Although password authentication methods are more convenient than certificate-based methods, they still have vulnerabilities. They are specifically vulnerable to offline dictionary attacks, where an attacker can select guesses from a cracker’s “dictionary” of possible passwords.

4.1.1. LEAP and Cisco CCX
LEAP is Cisco’s Lightweight Extensible Authentication Protocol, and is based on mutual authentication, which means that both the user and the access point must be authenticated before access onto the corporate network is allowed. Mutual authentication protects against unauthorized (or “rogue”) access points attempting to gain entry into the network. Cisco LEAP is based on a username/password scheme and is proprietary to Cisco access points. Cisco CCX (Cisco Compatible Extensions Program) provides assurance of compatibility between Cisco Aironet wireless infrastructure products and wireless client devices from third-party companies. This helps to maintain compatibility with Cisco features and protocols, including LEAP.

4.1.2. LEAP
With Cisco’s LEAP, security keys change dynamically with every communications session, preventing an attacker from collecting the packets required to decode data. The new keys generated through LEAP use a shared secret key method between the user and the access point. Because LEAP is proprietary to Cisco, it can be used only with a Cisco access point. LEAP also adds another level of security to the network by authenticating all connections to the network before allowing traffic to pass to a wireless device. Using constantly changing secret keys coupled with user authentication provides additional security for wireless data.

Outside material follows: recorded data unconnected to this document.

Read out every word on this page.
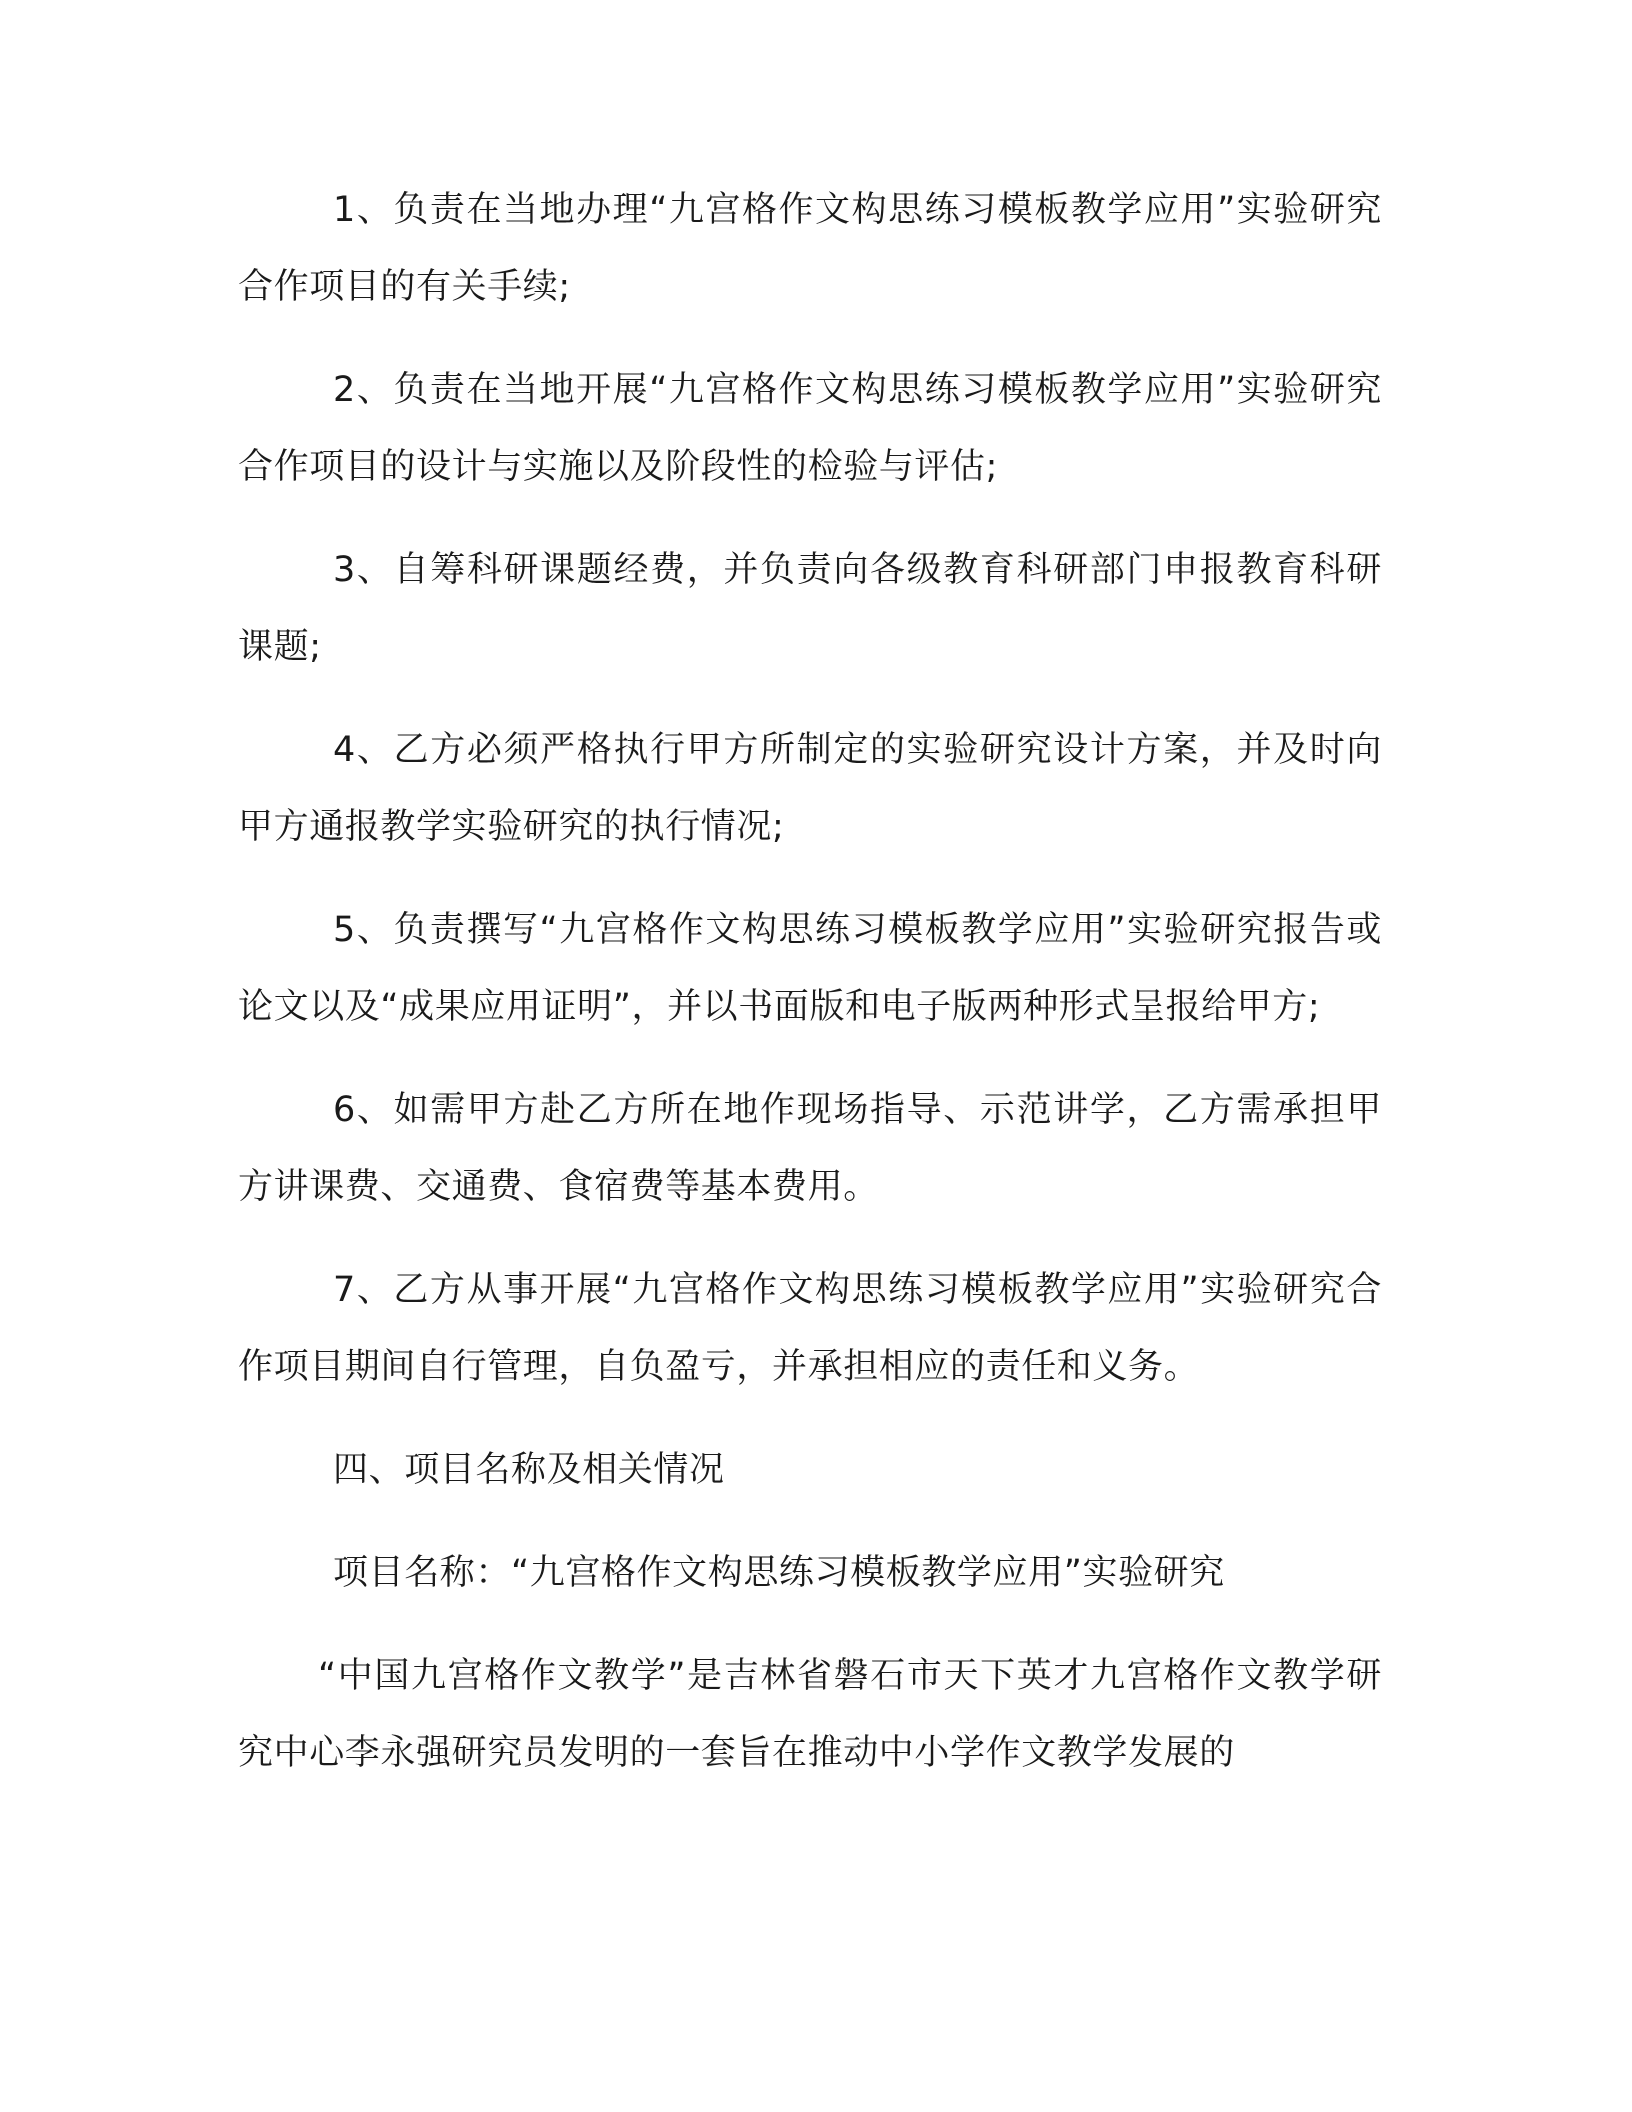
1、负责在当地办理“九宫格作文构思练习模板教学应用”实验研究合作项目的有关手续;

2、负责在当地开展“九宫格作文构思练习模板教学应用”实验研究合作项目的设计与实施以及阶段性的检验与评估;

3、自筹科研课题经费，并负责向各级教育科研部门申报教育科研课题;

4、乙方必须严格执行甲方所制定的实验研究设计方案，并及时向甲方通报教学实验研究的执行情况;

5、负责撰写“九宫格作文构思练习模板教学应用”实验研究报告或论文以及“成果应用证明”，并以书面版和电子版两种形式呈报给甲方;

6、如需甲方赴乙方所在地作现场指导、示范讲学，乙方需承担甲方讲课费、交通费、食宿费等基本费用。

7、乙方从事开展“九宫格作文构思练习模板教学应用”实验研究合作项目期间自行管理，自负盈亏，并承担相应的责任和义务。

四、项目名称及相关情况

项目名称：“九宫格作文构思练习模板教学应用”实验研究

“中国九宫格作文教学”是吉林省磐石市天下英才九宫格作文教学研究中心李永强研究员发明的一套旨在推动中小学作文教学发展的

4.1.3. Strong Password Authentication Methods
In response to the cost and inconvenience of using certificate-based authentication methods, security researchers have developed a whole new family of authentication methods based on the use of passwords, but addressing all the deficiencies of traditional password methods. We will use the term strong password to refer to this family.

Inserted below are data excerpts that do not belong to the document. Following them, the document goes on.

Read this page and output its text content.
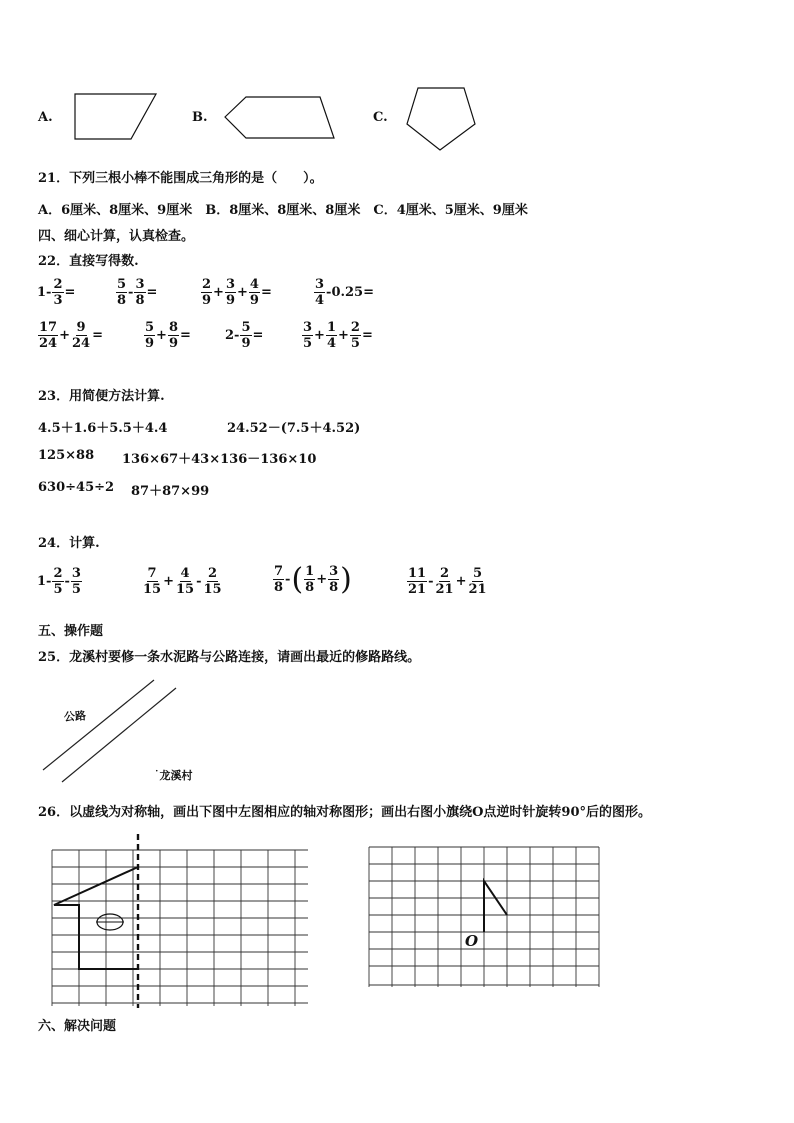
A.	B.	C.
21．下列三根小棒不能围成三角形的是（　　）。
A．6厘米、8厘米、9厘米　B．8厘米、8厘米、8厘米　C．4厘米、5厘米、9厘米
四、细心计算，认真检查。
22．直接写得数.
$1- \frac{2}{3}$ =	$\frac{5}{8} - \frac{3}{8}$ =	$\frac{2}{9} + \frac{3}{9} + \frac{4}{9}$ =	$\frac{3}{4} -0.25=$
$\frac{17}{24} + \frac{9}{24}$ =	$\frac{5}{9} + \frac{8}{9}$ =	$2- \frac{5}{9}$ =	$\frac{3}{5} + \frac{1}{4} + \frac{2}{5}$ =
23．用简便方法计算.
4.5＋1.6＋5.5＋4.4	24.52－(7.5＋4.52)
125×88 136×67＋43×136－136×10
630÷45÷2 87＋87×99
24．计算.
$1- \frac{2}{5} - \frac{3}{5}$	$\frac{7}{15} + \frac{4}{15} - \frac{2}{15}$	$\frac{7}{8}$ - ( $\frac{1}{8} + \frac{3}{8}$ )	$\frac{11}{21} - \frac{2}{21} + \frac{5}{21}$
五、操作题
25．龙溪村要修一条水泥路与公路连接，请画出最近的修路路线。
公路
˙龙溪村
26．以虚线为对称轴，画出下图中左图相应的轴对称图形；画出右图小旗绕O点逆时针旋转90°后的图形。
O
六、解决问题
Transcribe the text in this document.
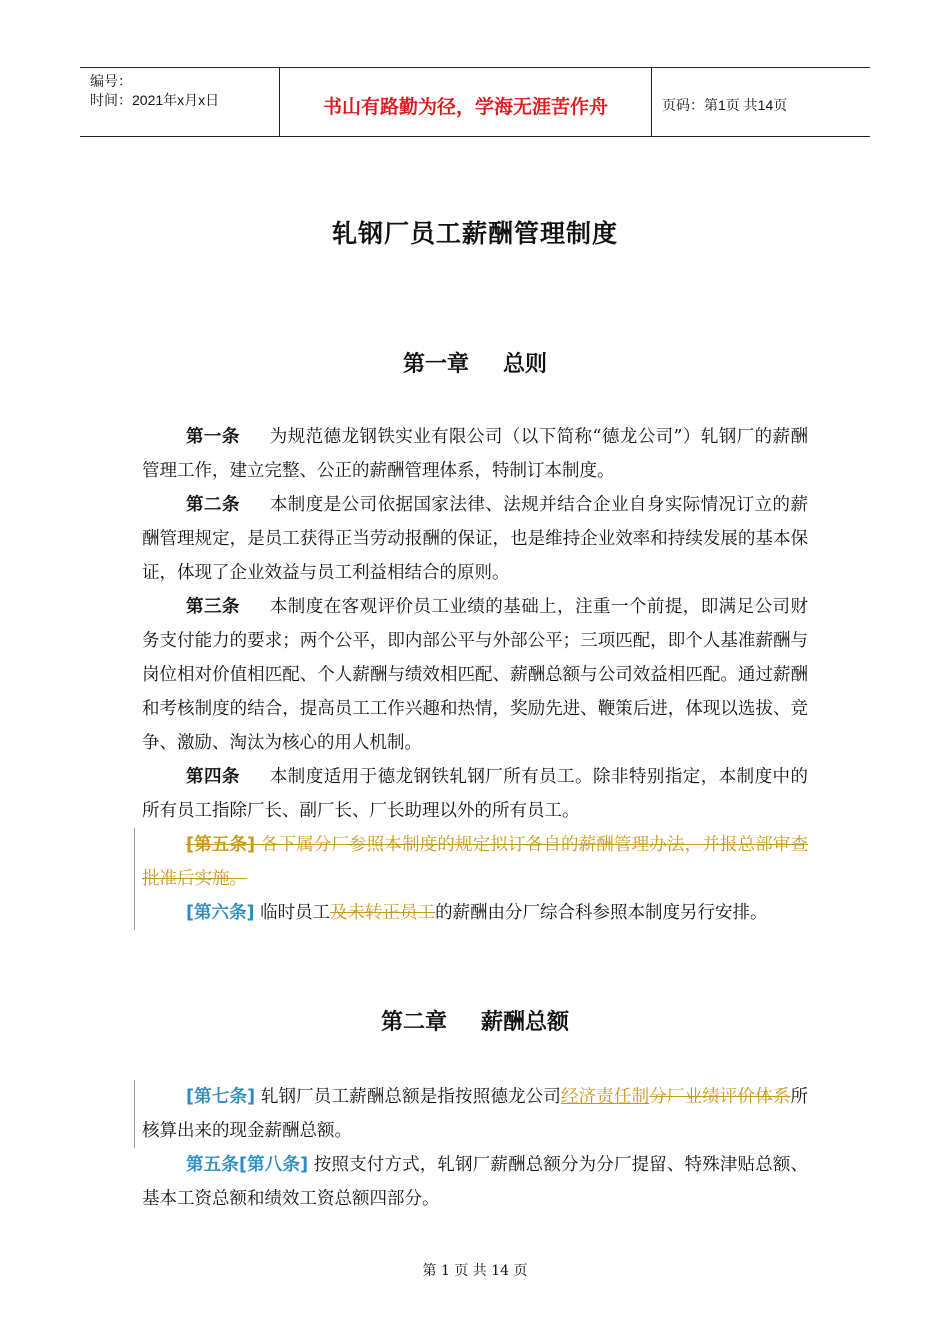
编号：
时间：2021年x月x日	书山有路勤为径，学海无涯苦作舟	页码：第1页 共14页
轧钢厂员工薪酬管理制度
第一章 总则

第一条 为规范德龙钢铁实业有限公司（以下简称“德龙公司”）轧钢厂的薪酬管理工作，建立完整、公正的薪酬管理体系，特制订本制度。

第二条 本制度是公司依据国家法律、法规并结合企业自身实际情况订立的薪酬管理规定，是员工获得正当劳动报酬的保证，也是维持企业效率和持续发展的基本保证，体现了企业效益与员工利益相结合的原则。

第三条 本制度在客观评价员工业绩的基础上，注重一个前提，即满足公司财务支付能力的要求；两个公平，即内部公平与外部公平；三项匹配，即个人基准薪酬与岗位相对价值相匹配、个人薪酬与绩效相匹配、薪酬总额与公司效益相匹配。通过薪酬和考核制度的结合，提高员工工作兴趣和热情，奖励先进、鞭策后进，体现以选拔、竞争、激励、淘汰为核心的用人机制。

第四条 本制度适用于德龙钢铁轧钢厂所有员工。除非特别指定，本制度中的所有员工指除厂长、副厂长、厂长助理以外的所有员工。

[第五条] 各下属分厂参照本制度的规定拟订各自的薪酬管理办法，并报总部审查批准后实施。

[第六条] 临时员工及未转正员工的薪酬由分厂综合科参照本制度另行安排。

第二章 薪酬总额

[第七条] 轧钢厂员工薪酬总额是指按照德龙公司经济责任制分厂业绩评价体系所核算出来的现金薪酬总额。

第五条[第八条] 按照支付方式，轧钢厂薪酬总额分为分厂提留、特殊津贴总额、基本工资总额和绩效工资总额四部分。

第 1 页 共 14 页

The main benefit of the strong password methods is that two parties can prove to each other that they both know a secret without revealing that secret to a third party who may be listening in on the conversation. In fact, they neither reveal the secret nor make it easier for the attacker to discover the secret. Strong password methods achieve strong authentication by using a small, easily remembered password.

At the core of these methods is a Diffie-Hellman exchange. A Diffie-Hellman exchange permits two parties to create encryption keys in such a way that an observer watching the entire session will not be able to learn the keys. Diffie-Hellman exchanges take place between web browsers and online merchants, for example, in order to encrypt personal information such as credit card numbers. If the customer and merchant have never done business before, how are they to agree on an encryption key without third parties who may be eavesdropping on the session finding out what it is? Diffie-Hellman supplies the solution.

4.1.4. The Power of SPEKE
The SPEKE method uses a series of random-looking messages exchanged between devices. SPEKE modules perform computations with these messages, then determine whether the password used at the other device was correct. When the passwords match, SPEKE puts out a shared key for each device.

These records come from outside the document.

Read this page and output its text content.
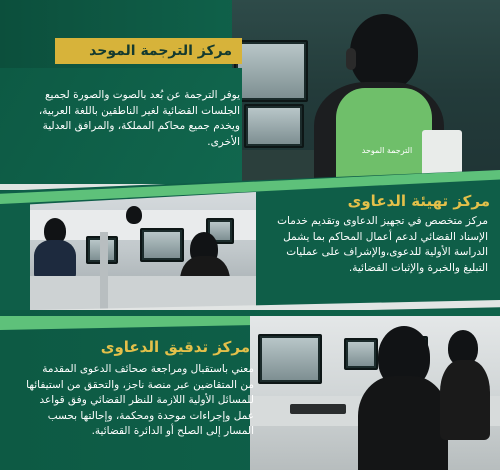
الترجمة الموحد
مركز الترجمة الموحد
يوفر الترجمة عن بُعد بالصوت والصورة لجميع الجلسات القضائية لغير الناطقين باللغة العربية، ويخدم جميع محاكم المملكة، والمرافق العدلية الأخرى.
مركز تهيئة الدعاوى
مركز متخصص في تجهيز الدعاوى وتقديم خدمات الإسناد القضائي لدعم أعمال المحاكم بما يشمل الدراسة الأولية للدعوى،والإشراف على عمليات التبليغ والخبرة والإثبات القضائية.
مركز تدقيق الدعاوى
معني باستقبال ومراجعة صحائف الدعوى المقدمة من المتقاضين عبر منصة ناجز، والتحقق من استيفائها للمسائل الأولية اللازمة للنظر القضائي وفق قواعد عمل وإجراءات موحدة ومحكمة، وإحالتها بحسب المسار إلى الصلح أو الدائرة القضائية.
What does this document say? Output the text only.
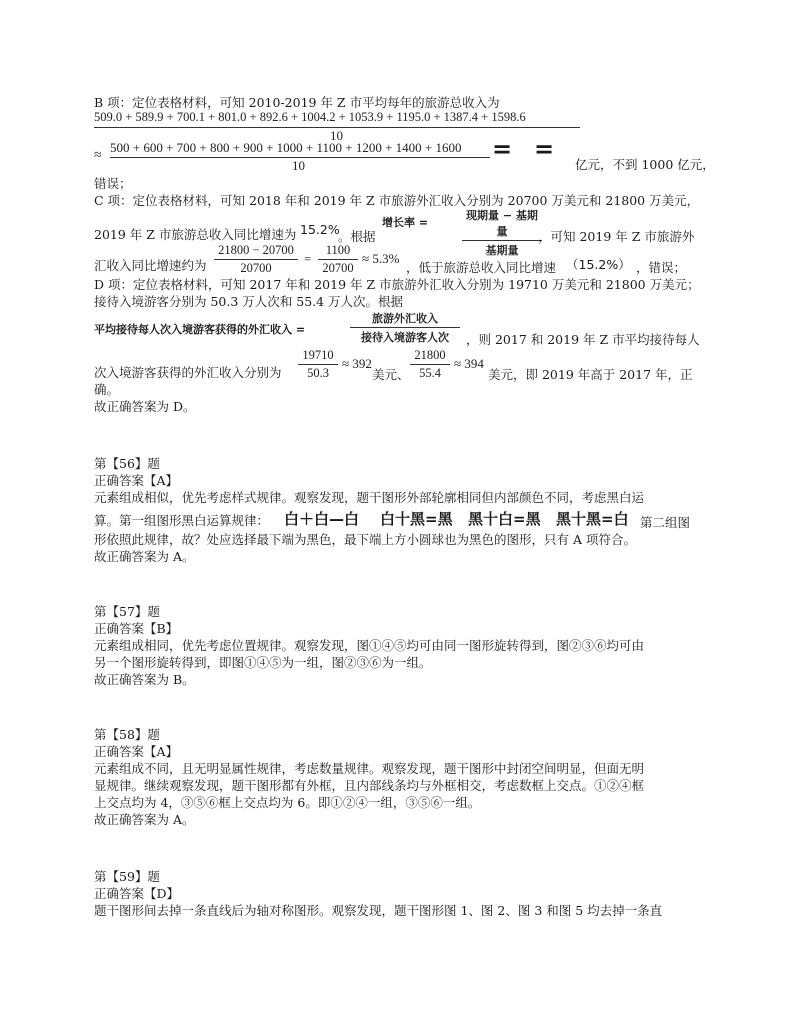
B 项：定位表格材料，可知 2010-2019 年 Z 市平均每年的旅游总收入为
509.0 + 589.9 + 700.1 + 801.0 + 892.6 + 1004.2 + 1053.9 + 1195.0 + 1387.4 + 1598.6
10
≈
500 + 600 + 700 + 800 + 900 + 1000 + 1100 + 1200 + 1400 + 1600
10
= =
亿元，不到 1000 亿元，
错误；
C 项：定位表格材料，可知 2018 年和 2019 年 Z 市旅游外汇收入分别为 20700 万美元和 21800 万美元，
2019 年 Z 市旅游总收入同比增速为 15.2%
。根据
增长率 =
现期量 − 基期量
基期量
，可知 2019 年 Z 市旅游外
汇收入同比增速约为 $\frac{21800 - 20700}{20700} = \frac{1100}{20700} \approx 5.3\%$
，低于旅游总收入同比增速 （15.2%） ，错误；
D 项：定位表格材料，可知 2017 年和 2019 年 Z 市旅游外汇收入分别为 19710 万美元和 21800 万美元；
接待入境游客分别为 50.3 万人次和 55.4 万人次。根据
平均接待每人次入境游客获得的外汇收入 =
旅游外汇收入
接待入境游客人次	，则 2017 和 2019 年 Z 市平均接待每人
次入境游客获得的外汇收入分别为 $\frac{19710}{50.3} \approx 392$
美元、 $\frac{21800}{55.4} \approx 394$
美元，即 2019 年高于 2017 年，正
确。
故正确答案为 D。
第【56】题
正确答案【A】
元素组成相似，优先考虑样式规律。观察发现，题干图形外部轮廓相同但内部颜色不同，考虑黑白运
算。第一组图形黑白运算规律： 白＋白—白 白十黑=黑 黑十白=黑 黑十黑=白 第二组图
形依照此规律，故？处应选择最下端为黑色，最下端上方小圆球也为黑色的图形，只有 A 项符合。
故正确答案为 A。
第【57】题
正确答案【B】
元素组成相同，优先考虑位置规律。观察发现，图①④⑤均可由同一图形旋转得到，图②③⑥均可由
另一个图形旋转得到，即图①④⑤为一组，图②③⑥为一组。
故正确答案为 B。
第【58】题
正确答案【A】
元素组成不同，且无明显属性规律，考虑数量规律。观察发现，题干图形中封闭空间明显，但面无明
显规律。继续观察发现，题干图形都有外框，且内部线条均与外框相交，考虑数框上交点。①②④框
上交点均为 4，③⑤⑥框上交点均为 6。即①②④一组，③⑤⑥一组。
故正确答案为 A。
第【59】题
正确答案【D】
题干图形间去掉一条直线后为轴对称图形。观察发现，题干图形图 1、图 2、图 3 和图 5 均去掉一条直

To a third-party observer, SPEKE messages look like random numbers and cannot be used to verify any guesses as to what the password might be. SPEKE’s additional power comes from the public key computations that are central to this method. There is no need for any long-lived public keys, private keys, or any sensitive data other than the password. SPEKE uses the Zero Knowledge Password Proof (ZKPP) authentication method to securely transmit passwords, which prevents revealing information to any participant unless they use the exact password in the protocol.

Because of this, SPEKE makes password-based authentication stronger and safer. With SPEKE, even a small or poorly chosen password receives greater protection from attack. Other security characteristics of SPEKE include:

• Strong, unlimited length of key can be negotiated
• Protection from off-line attacks that crack hash-based challenge/response methods
• Client and server are authenticated simultaneously
• No other security infrastructure requirements
• No client or server certificates are required
• Complete benefits of modern cryptography using an ordinary small password

Ease of Use
To implement SPEKE, users perform a one-time setup when installing the device driver or contacting an access point for the first time. There is no need for additional infrastructure (unlike TLS and other 802.1x authentication alternatives) to get the same level of authentication, and can be built into simple wireless access point devices.

SPEKE vs. LEAP
Cisco LEAP (Lightweight Extensible Authentication Protocol) is a proprietary protocol that may be used with Cisco access points only. It is a derivative of EAP, providing mutual authentication between client and server, but is proprietary at the access point level of the network. SPEKE is access point independent and will work with any 802.1x compliant access point. This provides maximum flexibility for mixed networks or networks that do not exclusively use Cisco WLAN infrastructure.

SPEKE vs. PEAP
Protected EAP (PEAP) provides support for one-time token authentication, password change and expire support, and database extensibility to support LDAP/NDS directories. PEAP encrypts the conversation between the EAP client and the server, and security is maintained by using a TLS channel. Mutual authentication is required between the EAP client and the server. SPEKE, however, does not require using tokens or certificates, and provides simultaneous authentication. Passwords are exchanged securely, without revealing information to third parties, and there is no need for a TLS channel.